Some people will tell you that social media is a waste of time. Maybe for some it is, but earlier this summer a social media post led me down a completely unexpected rabbit hole involving none other than notorious Canadian anti-hero Steve Fonyo.
The post was a photo of me sitting in a waterfall in one of my favourite spots in Desolation Sound, which is boat-access-only and about 15 kilometres as the crow flies from the nearest road. Amongst the comments was one by acclaimed documentary filmmaker Alan Zweig (who happens to be one of my favourite directors): “I think that waterfall would be a good place to shoot Steve Fonyo” (with his movie camera).
I was a little taken aback. In 2015, Zweig and producer Peter Gentile released Hurt: the Steve Fonyo Story to rave reviews. Hurt won the Platform Prize at the Toronto International Film Festival, and also picked up Best Documentary Feature at the Canadian Screen Awards. The film unravels the bizarre story of a fallen star, who had most of his left leg amputated due to cancer when he was 12 years old. The movie begins during the glory days of Fonyo’s 1984/85 coast-to-coast run across Canada for cancer research. He ran even during winter, and eventually raised over $14 million. Despite the incredible feat of completing the run, he has always remained in the shadow of Terry Fox.
After the journey, the spotlight faded and Fonyo slipped into a near-30-year life of addiction, homelessness, and crime, which is what the filmmakers eventually found him mired in. On the very last day of shooting, Fonyo was repeatedly stabbed, beaten, and nearly killed in a home invasion, but he survived.
One town offered to do a screening of Hurt: Powell River (Fonyo had recovered from the home invasions, but couldn’t attend because he was back in jail on an unrelated crime). That screening led to Fonyo being invited to a drug rehabilitation centre in Powell River, which he accepted. Fonyo loved the northern Sunshine Coast so much he moved there, cleaning up his act in the process. The turn-around intrigued the filmmakers enough to embark on a sequel, mostly taking place in and around Powell River.
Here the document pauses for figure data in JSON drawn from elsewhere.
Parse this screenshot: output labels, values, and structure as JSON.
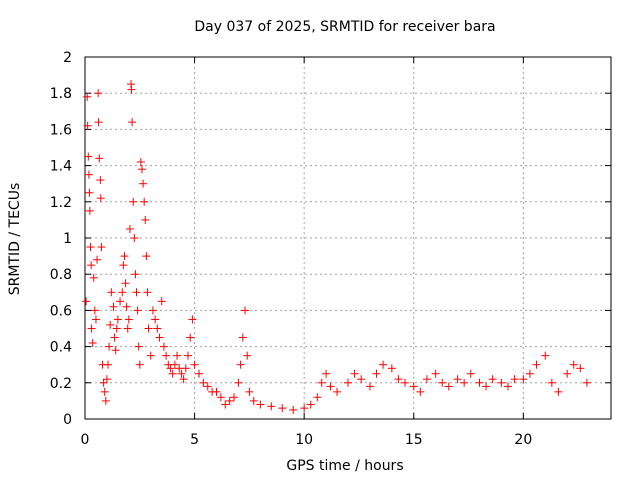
{
  "chart_data": {
    "type": "scatter",
    "title": "Day 037 of 2025, SRMTID for receiver bara",
    "xlabel": "GPS time / hours",
    "ylabel": "SRMTID / TECUs",
    "xlim": [
      0,
      24
    ],
    "ylim": [
      0,
      2
    ],
    "xticks": [
      0,
      5,
      10,
      15,
      20
    ],
    "xtick_labels": [
      "0",
      "5",
      "10",
      "15",
      "20"
    ],
    "yticks": [
      0,
      0.2,
      0.4,
      0.6,
      0.8,
      1,
      1.2,
      1.4,
      1.6,
      1.8,
      2
    ],
    "ytick_labels": [
      "0",
      "0.2",
      "0.4",
      "0.6",
      "0.8",
      "1",
      "1.2",
      "1.4",
      "1.6",
      "1.8",
      "2"
    ],
    "grid": true,
    "marker": "+",
    "color": "#ff0000",
    "series": [
      {
        "name": "SRMTID",
        "points": [
          [
            0.05,
            0.65
          ],
          [
            0.1,
            1.78
          ],
          [
            0.12,
            1.62
          ],
          [
            0.15,
            1.45
          ],
          [
            0.18,
            1.35
          ],
          [
            0.2,
            1.25
          ],
          [
            0.22,
            1.15
          ],
          [
            0.25,
            0.95
          ],
          [
            0.28,
            0.85
          ],
          [
            0.3,
            0.5
          ],
          [
            0.35,
            0.42
          ],
          [
            0.4,
            0.78
          ],
          [
            0.45,
            0.6
          ],
          [
            0.5,
            0.55
          ],
          [
            0.55,
            0.88
          ],
          [
            0.6,
            1.8
          ],
          [
            0.62,
            1.64
          ],
          [
            0.65,
            1.44
          ],
          [
            0.7,
            1.32
          ],
          [
            0.72,
            1.22
          ],
          [
            0.75,
            0.95
          ],
          [
            0.8,
            0.3
          ],
          [
            0.85,
            0.2
          ],
          [
            0.9,
            0.15
          ],
          [
            0.95,
            0.1
          ],
          [
            1.0,
            0.22
          ],
          [
            1.05,
            0.3
          ],
          [
            1.1,
            0.4
          ],
          [
            1.15,
            0.52
          ],
          [
            1.2,
            0.7
          ],
          [
            1.3,
            0.62
          ],
          [
            1.35,
            0.45
          ],
          [
            1.4,
            0.38
          ],
          [
            1.45,
            0.5
          ],
          [
            1.5,
            0.55
          ],
          [
            1.6,
            0.65
          ],
          [
            1.7,
            0.7
          ],
          [
            1.75,
            0.85
          ],
          [
            1.8,
            0.9
          ],
          [
            1.85,
            0.75
          ],
          [
            1.9,
            0.62
          ],
          [
            1.95,
            0.5
          ],
          [
            2.0,
            0.55
          ],
          [
            2.05,
            1.05
          ],
          [
            2.1,
            1.85
          ],
          [
            2.12,
            1.82
          ],
          [
            2.15,
            1.64
          ],
          [
            2.2,
            1.2
          ],
          [
            2.25,
            1.0
          ],
          [
            2.3,
            0.8
          ],
          [
            2.35,
            0.7
          ],
          [
            2.4,
            0.6
          ],
          [
            2.45,
            0.4
          ],
          [
            2.5,
            0.3
          ],
          [
            2.55,
            1.42
          ],
          [
            2.6,
            1.38
          ],
          [
            2.65,
            1.3
          ],
          [
            2.7,
            1.2
          ],
          [
            2.75,
            1.1
          ],
          [
            2.8,
            0.9
          ],
          [
            2.85,
            0.7
          ],
          [
            2.9,
            0.5
          ],
          [
            3.0,
            0.35
          ],
          [
            3.1,
            0.6
          ],
          [
            3.2,
            0.55
          ],
          [
            3.3,
            0.5
          ],
          [
            3.4,
            0.45
          ],
          [
            3.5,
            0.65
          ],
          [
            3.6,
            0.4
          ],
          [
            3.7,
            0.35
          ],
          [
            3.8,
            0.3
          ],
          [
            3.9,
            0.28
          ],
          [
            4.0,
            0.25
          ],
          [
            4.1,
            0.3
          ],
          [
            4.2,
            0.35
          ],
          [
            4.3,
            0.28
          ],
          [
            4.4,
            0.25
          ],
          [
            4.5,
            0.22
          ],
          [
            4.6,
            0.28
          ],
          [
            4.7,
            0.35
          ],
          [
            4.8,
            0.45
          ],
          [
            4.9,
            0.55
          ],
          [
            5.0,
            0.3
          ],
          [
            5.2,
            0.25
          ],
          [
            5.4,
            0.2
          ],
          [
            5.6,
            0.18
          ],
          [
            5.8,
            0.15
          ],
          [
            6.0,
            0.15
          ],
          [
            6.2,
            0.12
          ],
          [
            6.4,
            0.08
          ],
          [
            6.6,
            0.1
          ],
          [
            6.8,
            0.12
          ],
          [
            7.0,
            0.2
          ],
          [
            7.1,
            0.3
          ],
          [
            7.2,
            0.45
          ],
          [
            7.3,
            0.6
          ],
          [
            7.4,
            0.35
          ],
          [
            7.5,
            0.15
          ],
          [
            7.7,
            0.1
          ],
          [
            8.0,
            0.08
          ],
          [
            8.5,
            0.07
          ],
          [
            9.0,
            0.06
          ],
          [
            9.5,
            0.05
          ],
          [
            10.0,
            0.06
          ],
          [
            10.3,
            0.08
          ],
          [
            10.6,
            0.12
          ],
          [
            10.8,
            0.2
          ],
          [
            11.0,
            0.25
          ],
          [
            11.2,
            0.18
          ],
          [
            11.5,
            0.15
          ],
          [
            12.0,
            0.2
          ],
          [
            12.3,
            0.25
          ],
          [
            12.6,
            0.22
          ],
          [
            13.0,
            0.18
          ],
          [
            13.3,
            0.25
          ],
          [
            13.6,
            0.3
          ],
          [
            14.0,
            0.28
          ],
          [
            14.3,
            0.22
          ],
          [
            14.6,
            0.2
          ],
          [
            15.0,
            0.18
          ],
          [
            15.3,
            0.15
          ],
          [
            15.6,
            0.22
          ],
          [
            16.0,
            0.25
          ],
          [
            16.3,
            0.2
          ],
          [
            16.6,
            0.18
          ],
          [
            17.0,
            0.22
          ],
          [
            17.3,
            0.2
          ],
          [
            17.6,
            0.25
          ],
          [
            18.0,
            0.2
          ],
          [
            18.3,
            0.18
          ],
          [
            18.6,
            0.22
          ],
          [
            19.0,
            0.2
          ],
          [
            19.3,
            0.18
          ],
          [
            19.6,
            0.22
          ],
          [
            20.0,
            0.22
          ],
          [
            20.3,
            0.25
          ],
          [
            20.6,
            0.3
          ],
          [
            21.0,
            0.35
          ],
          [
            21.3,
            0.2
          ],
          [
            21.6,
            0.15
          ],
          [
            22.0,
            0.25
          ],
          [
            22.3,
            0.3
          ],
          [
            22.6,
            0.28
          ],
          [
            22.9,
            0.2
          ]
        ]
      }
    ]
  }
}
That’s where I came in. On a gorgeous late summer weekend, I met Fonyo, Zweig, and the film crew at the local music festival in Powell River. Fonyo was jovial and kind, showing off a big smile, eager to meet everyone. He suffers permanent aftereffects from the beating, but nothing seemed to be bothering him.
The next day, the entire entourage arrived at the closest government wharf to Desolation Sound to meet a mini-flotilla of boats that I had arranged. Gingerly making their way down the gangplank was Fonyo, the film crew, Fonyo’s girlfriend, a few other hangers-on, and Lola, their muscle-bound pit bull. Fonyo was sporting a fresh cut across his nose. When my wife asked the director what happened, Zweig replied, “the pitbull bit Steve in the face.”
Despite my sudden misgivings, everyone clamoured aboard my boat and two others and away we roared across glassy seas towards the waterfall. Fonyo was so excited he was on his feet and screaming in ecstasy at the views and the warm wind in his hair.
The trouble started when we finally reached the waterfall. The filmmakers set up for the perfect shot in a sun-dappled cedar grotto, but Fonyo was suddenly having none of it. I got in the waterfall, followed by his girlfriend, followed by director Alan Zweig. Even the pitbull got in the waterfall, but Fonyo wasn’t budging. A truly surreal tug-of-war erupted, involving Fonyo’s artificial leg, and quotes like, “you ran across Saskatchewan in the middle of the winter! This isn’t cold, get the fuck in here!”
I won’t reveal whether or not Steve Fonyo eventually found his redemption in the Desolation Sound waterfall. You’ll have to wait until the sequel to Hurt is released, and there’s no word if the footage will make the final cut. One thing is for sure: social media can lead you to some wild places.